Start by making the dressing. In a large mixing bowl, whisk together the mayonnaise, apple cider vinegar, honey (or your chosen sweetener), and a pinch of salt and pepper. Taste and adjust, you want a tangy, slightly sweet base.

Add the coleslaw mix to the bowl and toss until every strand is coated. A key tip I always follow is to start with less dressing and add more as needed. Overdressing is the most common mistake and leads to soggy coleslaw.

For the best texture, salt the shredded cabbage before dressing. Let it sit for 30 minutes to draw out excess moisture, then rinse and pat dry. This step prevents watery coleslaw, especially if you plan to make it ahead. You can skip this if serving immediately, but it makes a big difference for leftovers.

How to make homemade coleslaw

Once dressed, the coleslaw can be served right away, but I recommend refrigerating for at least a few hours. The flavors meld beautifully, and it actually tastes even better the next day. Store leftovers in an airtight container in the fridge for 3 to 4 days.

This coleslaw pairs perfectly with grilled meats, pulled pork, or as a crunchy topping for tacos. I often use it in BBQ chicken coleslaw wraps for a quick lunch.

Easy coleslaw variations

One of the best things about this recipe is how easily it adapts to different flavors. Here are five variations I rotate through depending on what I’m serving. Each one stays paleo, low carb, and keto friendly with a few simple swaps.

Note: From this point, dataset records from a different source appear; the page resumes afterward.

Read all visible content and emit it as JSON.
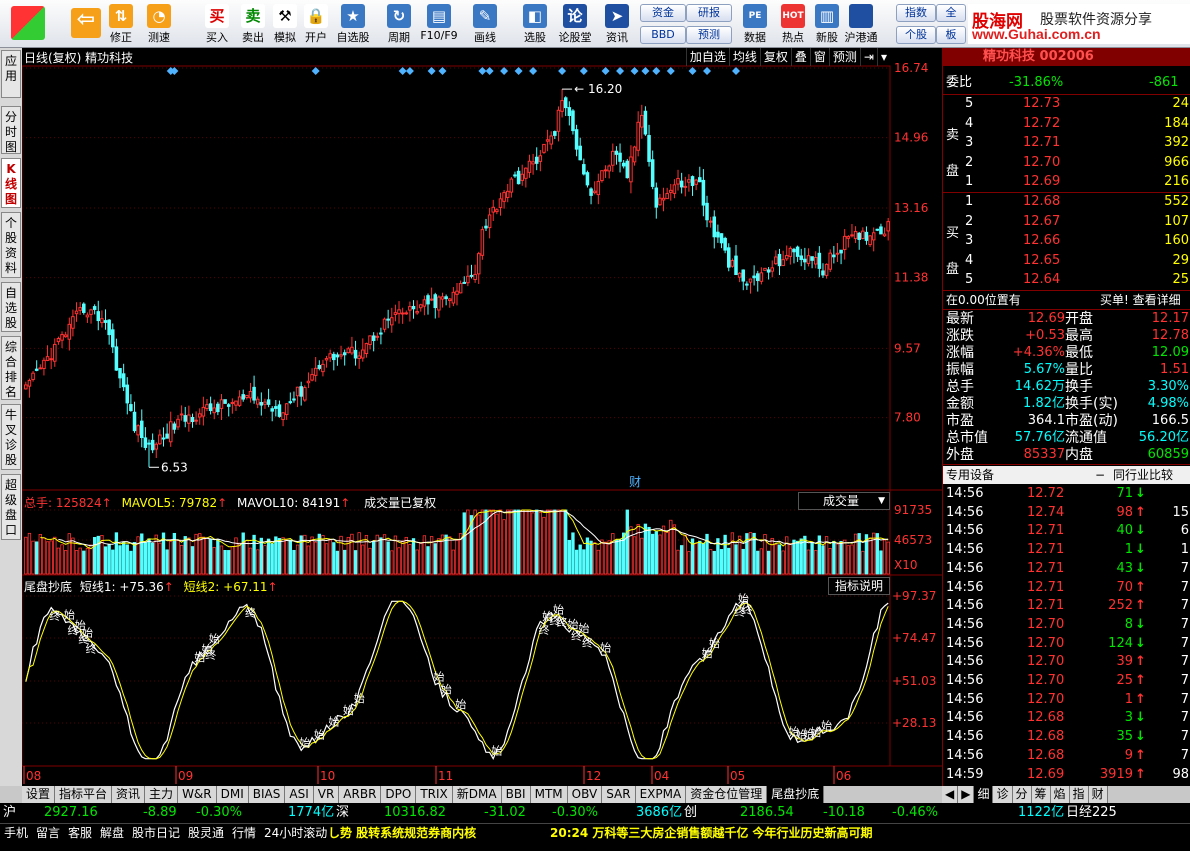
{
  "toolbar": {
    "buttons": [
      {
        "label": "",
        "icon": "windows-logo-icon"
      },
      {
        "label": "",
        "icon": "back-arrow-icon"
      },
      {
        "label": "修正",
        "icon": "updown-arrow-icon"
      },
      {
        "label": "测速",
        "icon": "clock-icon"
      },
      {
        "label": "买入",
        "icon": "buy-icon",
        "glyph": "买"
      },
      {
        "label": "卖出",
        "icon": "sell-icon",
        "glyph": "卖"
      },
      {
        "label": "模拟",
        "icon": "hammer-icon"
      },
      {
        "label": "开户",
        "icon": "lock-icon"
      },
      {
        "label": "自选股",
        "icon": "star-list-icon"
      },
      {
        "label": "周期",
        "icon": "period-icon"
      },
      {
        "label": "F10/F9",
        "icon": "f10-icon"
      },
      {
        "label": "画线",
        "icon": "pencil-icon"
      },
      {
        "label": "选股",
        "icon": "screen-icon"
      },
      {
        "label": "论股堂",
        "icon": "forum-icon",
        "glyph": "论"
      },
      {
        "label": "资讯",
        "icon": "info-icon"
      },
      {
        "label": "数据",
        "icon": "pe-icon",
        "glyph": "PE"
      },
      {
        "label": "热点",
        "icon": "hot-icon",
        "glyph": "HOT"
      },
      {
        "label": "新股",
        "icon": "ipo-icon"
      },
      {
        "label": "沪港通",
        "icon": "sse-hkex-icon"
      }
    ],
    "small_buttons": [
      "资金",
      "研报",
      "BBD",
      "预测",
      "指数",
      "全",
      "个股",
      "板"
    ]
  },
  "brand": {
    "name": "股海网",
    "slogan": "股票软件资源分享",
    "url": "www.Guhai.com.cn"
  },
  "left_tabs": [
    "应用",
    "分时图",
    "K线图",
    "个股资料",
    "自选股",
    "综合排名",
    "牛叉诊股",
    "超级盘口"
  ],
  "chart": {
    "title": "日线(复权)  精功科技",
    "tools": [
      "加自选",
      "均线",
      "复权",
      "叠",
      "窗",
      "预测",
      "⇥",
      "▾"
    ],
    "price_axis": [
      "16.74",
      "14.96",
      "13.16",
      "11.38",
      "9.57",
      "7.80"
    ],
    "high_label": "16.20",
    "low_label": "6.53",
    "cai_marker": "财",
    "volume": {
      "label_total": "总手: 125824",
      "label_ma5": "MAVOL5: 79782",
      "label_ma10": "MAVOL10: 84191",
      "label_note": "成交量已复权",
      "dropdown": "成交量",
      "axis": [
        "91735",
        "46573",
        "X10"
      ]
    },
    "indicator": {
      "name": "尾盘抄底",
      "line1": "短线1: +75.36",
      "line2": "短线2: +67.11",
      "help": "指标说明",
      "axis": [
        "+97.37",
        "+74.47",
        "+51.03",
        "+28.13"
      ],
      "marker_buy": "始",
      "marker_sell": "终"
    },
    "months": [
      "08",
      "09",
      "10",
      "11",
      "12",
      "04",
      "05",
      "06"
    ]
  },
  "chart_data": {
    "type": "candlestick",
    "title": "日线(复权) 精功科技",
    "ylim": [
      6.0,
      16.74
    ],
    "high": 16.2,
    "low": 6.53,
    "months": [
      "08",
      "09",
      "10",
      "11",
      "12",
      "04",
      "05",
      "06"
    ]
  },
  "quote": {
    "name_partial": "精功科技 002006",
    "weibi_label": "委比",
    "weibi_value": "-31.86%",
    "weibi_diff": "-861",
    "sell_label": "卖盘",
    "buy_label": "买盘",
    "sells": [
      {
        "level": "5",
        "price": "12.73",
        "vol": "24"
      },
      {
        "level": "4",
        "price": "12.72",
        "vol": "184"
      },
      {
        "level": "3",
        "price": "12.71",
        "vol": "392"
      },
      {
        "level": "2",
        "price": "12.70",
        "vol": "966"
      },
      {
        "level": "1",
        "price": "12.69",
        "vol": "216"
      }
    ],
    "buys": [
      {
        "level": "1",
        "price": "12.68",
        "vol": "552"
      },
      {
        "level": "2",
        "price": "12.67",
        "vol": "107"
      },
      {
        "level": "3",
        "price": "12.66",
        "vol": "160"
      },
      {
        "level": "4",
        "price": "12.65",
        "vol": "29"
      },
      {
        "level": "5",
        "price": "12.64",
        "vol": "25"
      }
    ],
    "position_text": "在0.00位置有",
    "detail_text": "买单! 查看详细",
    "stats": [
      [
        "最新",
        "12.69",
        "开盘",
        "12.17"
      ],
      [
        "涨跌",
        "+0.53",
        "最高",
        "12.78"
      ],
      [
        "涨幅",
        "+4.36%",
        "最低",
        "12.09"
      ],
      [
        "振幅",
        "5.67%",
        "量比",
        "1.51"
      ],
      [
        "总手",
        "14.62万",
        "换手",
        "3.30%"
      ],
      [
        "金额",
        "1.82亿",
        "换手(实)",
        "4.98%"
      ],
      [
        "市盈",
        "364.1",
        "市盈(动)",
        "166.5"
      ],
      [
        "总市值",
        "57.76亿",
        "流通值",
        "56.20亿"
      ],
      [
        "外盘",
        "85337",
        "内盘",
        "60859"
      ]
    ],
    "tab_left": "专用设备",
    "tab_right": "同行业比较"
  },
  "ticks": [
    {
      "time": "14:56",
      "price": "12.72",
      "vol": "71",
      "dir": "down",
      "extra": ""
    },
    {
      "time": "14:56",
      "price": "12.74",
      "vol": "98",
      "dir": "up",
      "extra": "15"
    },
    {
      "time": "14:56",
      "price": "12.71",
      "vol": "40",
      "dir": "down",
      "extra": "6"
    },
    {
      "time": "14:56",
      "price": "12.71",
      "vol": "1",
      "dir": "down",
      "extra": "1"
    },
    {
      "time": "14:56",
      "price": "12.71",
      "vol": "43",
      "dir": "down",
      "extra": "7"
    },
    {
      "time": "14:56",
      "price": "12.71",
      "vol": "70",
      "dir": "up",
      "extra": "7"
    },
    {
      "time": "14:56",
      "price": "12.71",
      "vol": "252",
      "dir": "up",
      "extra": "7"
    },
    {
      "time": "14:56",
      "price": "12.70",
      "vol": "8",
      "dir": "down",
      "extra": "7"
    },
    {
      "time": "14:56",
      "price": "12.70",
      "vol": "124",
      "dir": "down",
      "extra": "7"
    },
    {
      "time": "14:56",
      "price": "12.70",
      "vol": "39",
      "dir": "up",
      "extra": "7"
    },
    {
      "time": "14:56",
      "price": "12.70",
      "vol": "25",
      "dir": "up",
      "extra": "7"
    },
    {
      "time": "14:56",
      "price": "12.70",
      "vol": "1",
      "dir": "up",
      "extra": "7"
    },
    {
      "time": "14:56",
      "price": "12.68",
      "vol": "3",
      "dir": "down",
      "extra": "7"
    },
    {
      "time": "14:56",
      "price": "12.68",
      "vol": "35",
      "dir": "down",
      "extra": "7"
    },
    {
      "time": "14:56",
      "price": "12.68",
      "vol": "9",
      "dir": "up",
      "extra": "7"
    },
    {
      "time": "14:59",
      "price": "12.69",
      "vol": "3919",
      "dir": "up",
      "extra": "98"
    }
  ],
  "bottom_tabs": [
    "设置",
    "指标平台",
    "资讯",
    "主力",
    "W&R",
    "DMI",
    "BIAS",
    "ASI",
    "VR",
    "ARBR",
    "DPO",
    "TRIX",
    "新DMA",
    "BBI",
    "MTM",
    "OBV",
    "SAR",
    "EXPMA",
    "资金仓位管理",
    "尾盘抄底"
  ],
  "right_tabs": [
    "◀",
    "▶",
    "细",
    "诊",
    "分",
    "筹",
    "焰",
    "指",
    "财"
  ],
  "index_bar": {
    "sh_label": "沪",
    "sh_value": "2927.16",
    "sh_change": "-8.89",
    "sh_pct": "-0.30%",
    "sh_amount": "1774亿",
    "sz_label": "深",
    "sz_value": "10316.82",
    "sz_change": "-31.02",
    "sz_pct": "-0.30%",
    "sz_amount": "3686亿",
    "cy_label": "创",
    "cy_value": "2186.54",
    "cy_change": "-10.18",
    "cy_pct": "-0.46%",
    "cy_amount": "1122亿",
    "extra": "日经225"
  },
  "status_bar": {
    "items": [
      "手机",
      "留言",
      "客服",
      "解盘",
      "股市日记",
      "股灵通",
      "行情",
      "24小时滚动"
    ],
    "news1": "し势 股转系统规范券商内核",
    "news2": "20:24 万科等三大房企销售额越千亿 今年行业历史新高可期"
  },
  "colors": {
    "up": "#ff3232",
    "down": "#54ffff",
    "ma": "#ffffff",
    "grid": "#550000"
  }
}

VariationWhat to add or swapBest served with
Chipotle limeUse paleo chipotle mayo instead of plain, and lime juice instead of vinegarPulled pork, fish tacos, grilled chicken
PineappleReplace honey with crushed pineapple (drained)BBQ ribs, Hawaiian style dishes
Apple raisinOmit honey, add shredded apple and unsweetened raisinsPork chops, Waldorf style salads
Celery seedStir in celery seed to tasteClassic BBQ, hot dogs, burgers
MustardWhisk in 1, 2 teaspoons Dijon mustardGrilled sausages, deli sandwiches

My personal favorite is the chipotle lime version. The smoky heat pairs so well with pulled pork and gluten free fish tacos. If you’re looking for a completely different take on coleslaw, try my Pennsylvania Dutch pepper slaw recipe for a sweet and tangy no mayo option.

Frequently asked questions about homemade coleslaw

How do you make easy coleslaw?

Combine shredded cabbage and carrots in a large bowl. In a separate bowl, whisk together mayonnaise, apple cider vinegar, a touch of honey or a keto friendly sweetener, salt, and pepper. Pour the dressing over the vegetables and toss until well coated. Refrigerate for at least 30 minutes before serving to allow the flavors to meld.

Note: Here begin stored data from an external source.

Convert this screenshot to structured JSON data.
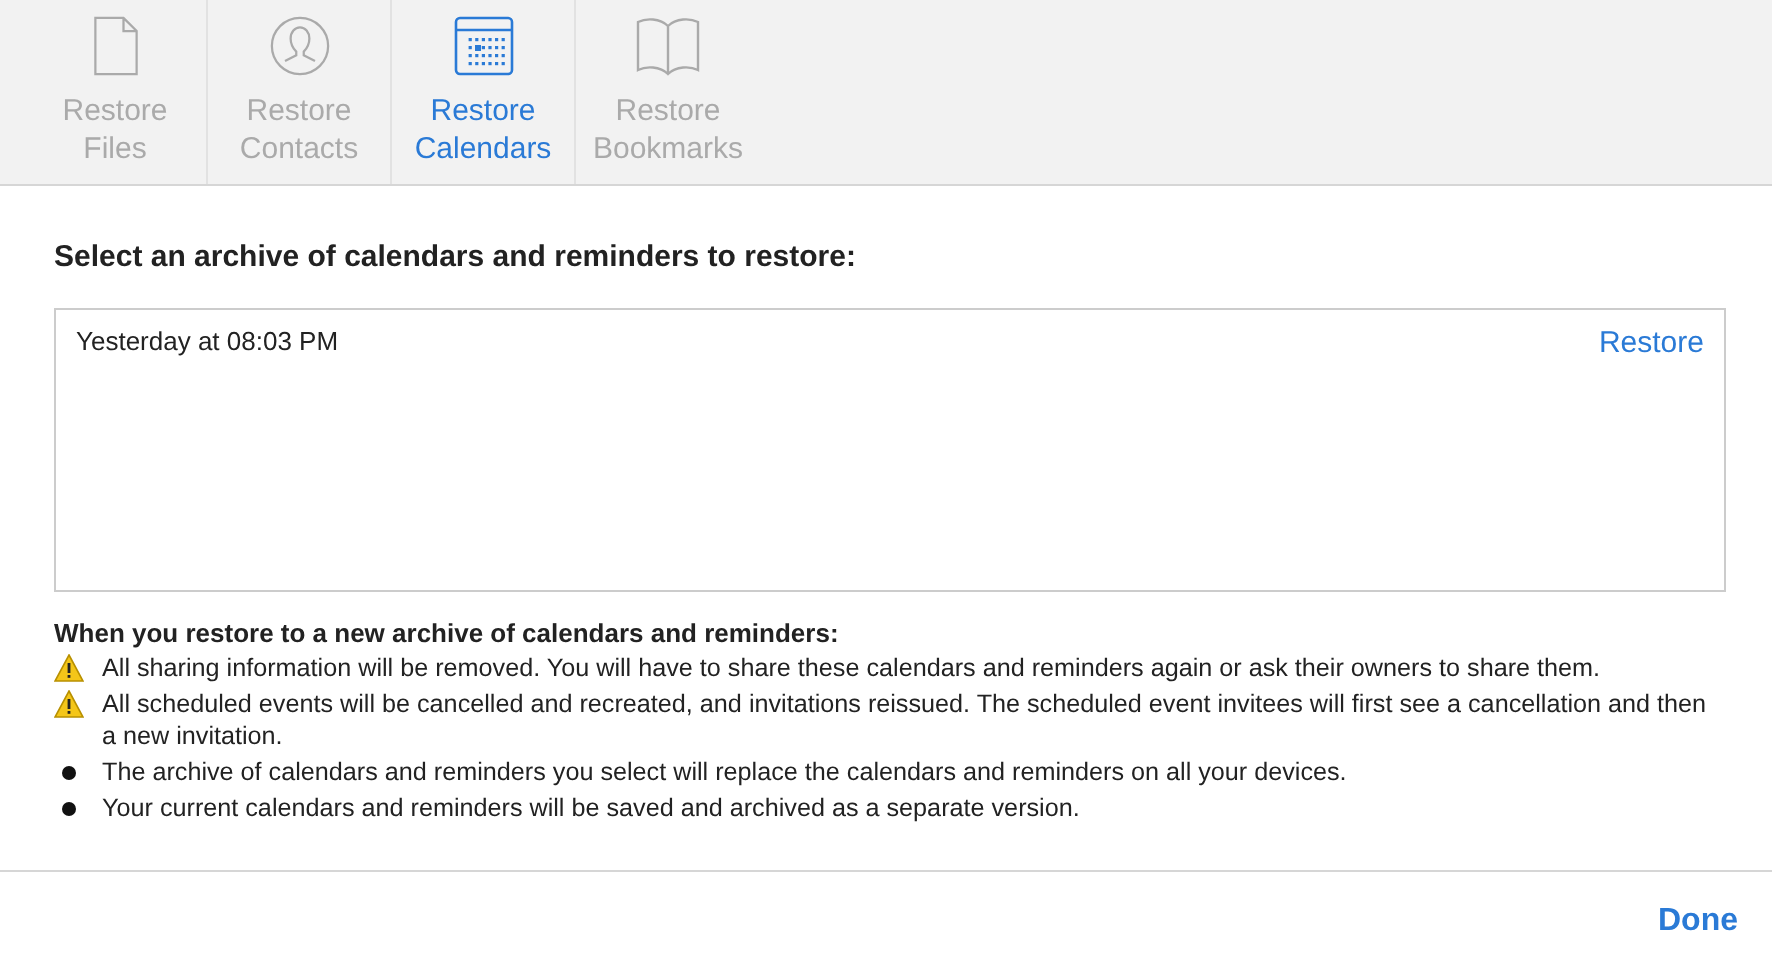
{
  "tabs": [
    {
      "kind": "file",
      "label": "Restore Files",
      "selected": false
    },
    {
      "kind": "contacts",
      "label": "Restore Contacts",
      "selected": false
    },
    {
      "kind": "calendar",
      "label": "Restore Calendars",
      "selected": true
    },
    {
      "kind": "bookmarks",
      "label": "Restore Bookmarks",
      "selected": false
    }
  ],
  "heading": "Select an archive of calendars and reminders to restore:",
  "archives": [
    {
      "date": "Yesterday at 08:03 PM",
      "action": "Restore"
    }
  ],
  "notes": {
    "heading": "When you restore to a new archive of calendars and reminders:",
    "items": [
      {
        "kind": "warning",
        "text": "All sharing information will be removed. You will have to share these calendars and reminders again or ask their owners to share them."
      },
      {
        "kind": "warning",
        "text": "All scheduled events will be cancelled and recreated, and invitations reissued. The scheduled event invitees will first see a cancellation and then a new invitation."
      },
      {
        "kind": "bullet",
        "text": "The archive of calendars and reminders you select will replace the calendars and reminders on all your devices."
      },
      {
        "kind": "bullet",
        "text": "Your current calendars and reminders will be saved and archived as a separate version."
      }
    ]
  },
  "done": "Done"
}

What is the best coleslaw dressing for keto?

The best keto coleslaw dressing uses a full fat mayonnaise, such as one made with avocado oil, apple cider vinegar, and a sugar free sweetener like stevia or erythritol. Avoid honey or sugar. Add salt, pepper, and celery seeds for flavor without carbs.

How long does homemade coleslaw last in the fridge?

Homemade coleslaw will last for 3 to 5 days in the refrigerator when stored in an airtight container. The cabbage may soften over time, and the dressing can separate, so stir well before serving.

Can you make coleslaw ahead of time?

Yes, coleslaw is an excellent make ahead dish. Prepare the coleslaw up to 24 hours in advance and store it in the refrigerator. For the crispiest texture, you can keep the dressing separate and toss it together a few hours before serving.

How do you keep coleslaw from getting watery?

To prevent watery coleslaw, salt the shredded cabbage and let it sit for about 30 minutes. Then, squeeze out the excess moisture with a clean kitchen towel or paper towels before adding the dressing. This step is especially helpful if you plan to store the coleslaw for more than a day.

Is coleslaw healthy?

Coleslaw can be very healthy. Cabbage is low in calories and high in fiber, vitamin C, and vitamin K. The healthiness depends on the dressing. Using a dressing made with avocado oil mayonnaise or Greek yogurt, and avoiding added sugar, makes for a nutritious side dish.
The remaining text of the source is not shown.